In markets like fine art, where scarcity is everything, these psychological battles can be part of the charm. But in a computing-resource market dealing with ZK proofs, where efficiency and speed are paramount, "strategy" simply means "inefficiency.”
Winner’s Curse: Even when you win, you don’t really win
In the ZK market, excessive competition pushes both buyers and sellers into what economists call the winner's curse. Buyers overpay to secure bids. Sellers undercut themselves to win work, sometimes pricing below cost. Strategies meant to outsmart others end up harming both sides and reducing market efficiency. Hence why “you win, but you don't really win.”
Collusion: Market failure
In markets with few participants, or where parties can easily infer others' information, collusion becomes likely. The moment a small group of provers keeps prices artificially high or steers wins toward specific buyers, trust in the decentralized market collapses.
Brevis adopts TODA (Truthful Online Double Auction) to solve these problems. As the name suggests, being truthful is the most advantageous strategy.

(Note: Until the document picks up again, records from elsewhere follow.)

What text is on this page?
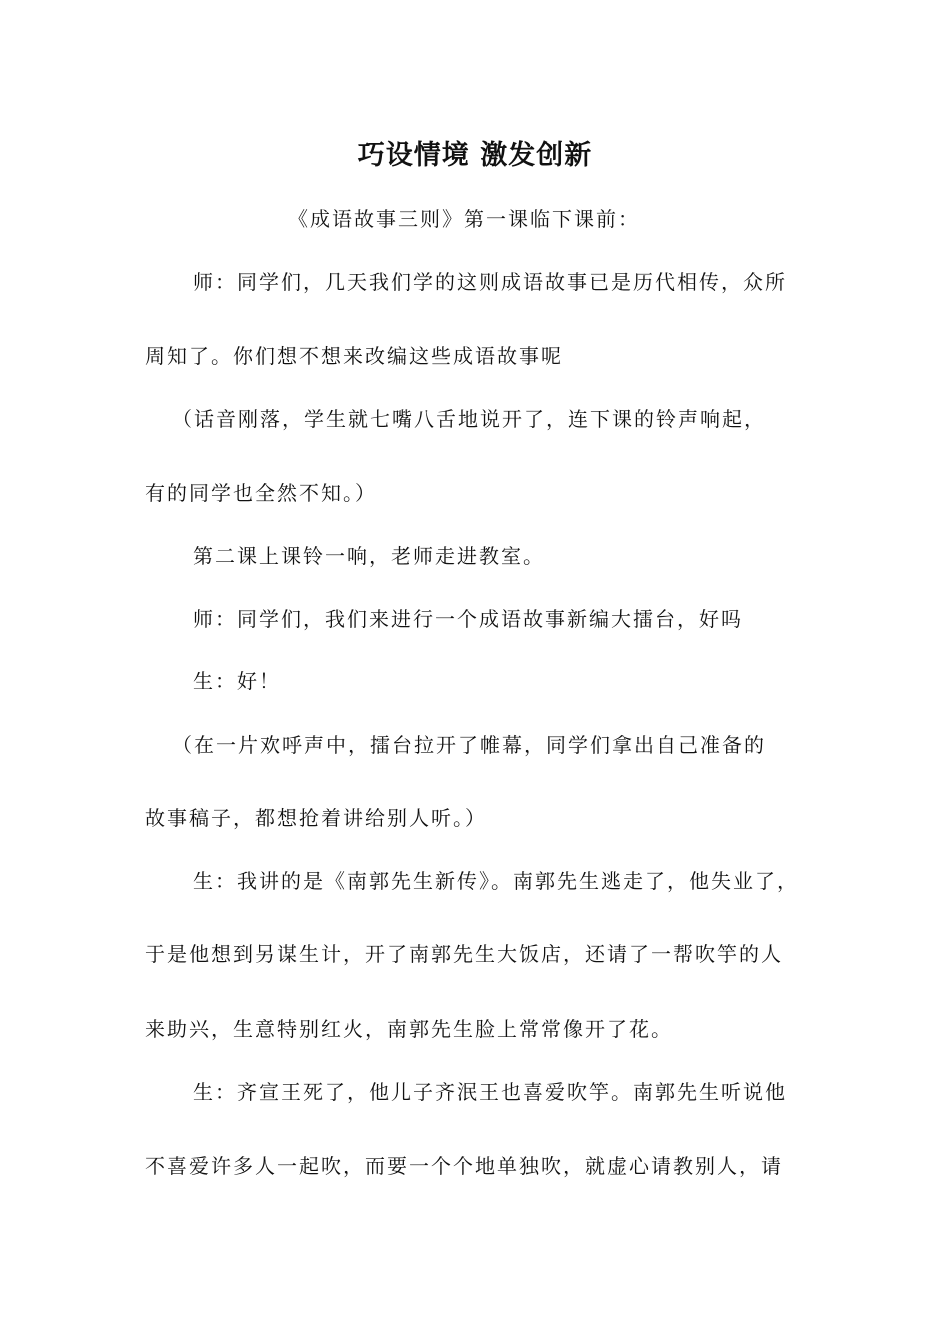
巧设情境 激发创新
《成语故事三则》第一课临下课前：
师：同学们，几天我们学的这则成语故事已是历代相传，众所
周知了。你们想不想来改编这些成语故事呢
（话音刚落，学生就七嘴八舌地说开了，连下课的铃声响起，
有的同学也全然不知。）
第二课上课铃一响，老师走进教室。
师：同学们，我们来进行一个成语故事新编大擂台，好吗
生：好！
（在一片欢呼声中，擂台拉开了帷幕，同学们拿出自己准备的
故事稿子，都想抢着讲给别人听。）
生：我讲的是《南郭先生新传》。南郭先生逃走了，他失业了，
于是他想到另谋生计，开了南郭先生大饭店，还请了一帮吹竽的人
来助兴，生意特别红火，南郭先生脸上常常像开了花。
生：齐宣王死了，他儿子齐泯王也喜爱吹竽。南郭先生听说他
不喜爱许多人一起吹，而要一个个地单独吹，就虚心请教别人，请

Double Auction: Matching Many to Many
Traditional auctions typically involve many buyers competing for a single seller's item. But the ZK proving market is more complex — multiple buyers and many provers operate simultaneously. Brevis uses a double auction to handle this complexity.
Buyer submits: “I can pay up to $100 for this job, and it must finish within 10 seconds.”
Seller submits: “I can process this job for $80.”
The marketplace continuously matches both sides in real time. Rather than many buyers chasing one seller, it's an ongoing optimization across the entire market.
Solving the Winner’s Curse With “Critical Price”
The winner's curse occurs when participants bid beyond their true valuation. TODA eliminates this by making honesty the optimal strategy.
Here's how: buyers enter the maximum they're willing to pay, and sellers enter their real cost. But winners don't pay their submitted price. Instead, they pay a market-determined "critical price." For example, if I submit $100 but the job clears at $80, I only pay $80.
This removes anxiety for all participants:
“Am I paying too much?”
“Am I selling too cheaply?”
Just state your real preferences and the mechanism handles the rest.
Preventing Collusion Through Task Decomposition
Brevis doesn't auction off monolithic "ZK proofs." Tasks decompose into multiple sub-steps: zkVM execution, compression, aggregation, and more. A prover with strong GPU performance might bid for computation-heavy tasks, while another with a strong CPU setup might bid for aggregation work.
This heterogeneity is the key. Different tasks require different hardware capabilities, so no single group can easily dominate the market or manipulate prices. The structure itself prevents collusion.
Brevis’s introduction of TODA transforms proof-generation into a public good accessible to everyone.
For proof requesters, this means no more building expensive in-house infrastructure or accepting vendor lock-in from centralized services. A competitive marketplace of specialized provers is available immediately. Integrating cryptographic verification becomes a matter of weeks, not quarters.
For proof providers, this means freedom to specialize. GPU-optimized for real-time processing? Bid on those jobs. Built for complex aggregation? The marketplace finds you the right work. No need to cover every use case.
As a result, computing resources once controlled by a few are now distributed by market principles. Applications get cryptographically verified computation while decentralization stays intact. And the market rewards capability and efficiency, not strategic maneuvering.
ProverNet mainnet beta is live now with TODA at its core. As ZK adoption accelerates and more computation moves off-chain, efficient coordination of proving resources becomes foundational infrastructure. Brevis is building that layer, and TODA is how it works.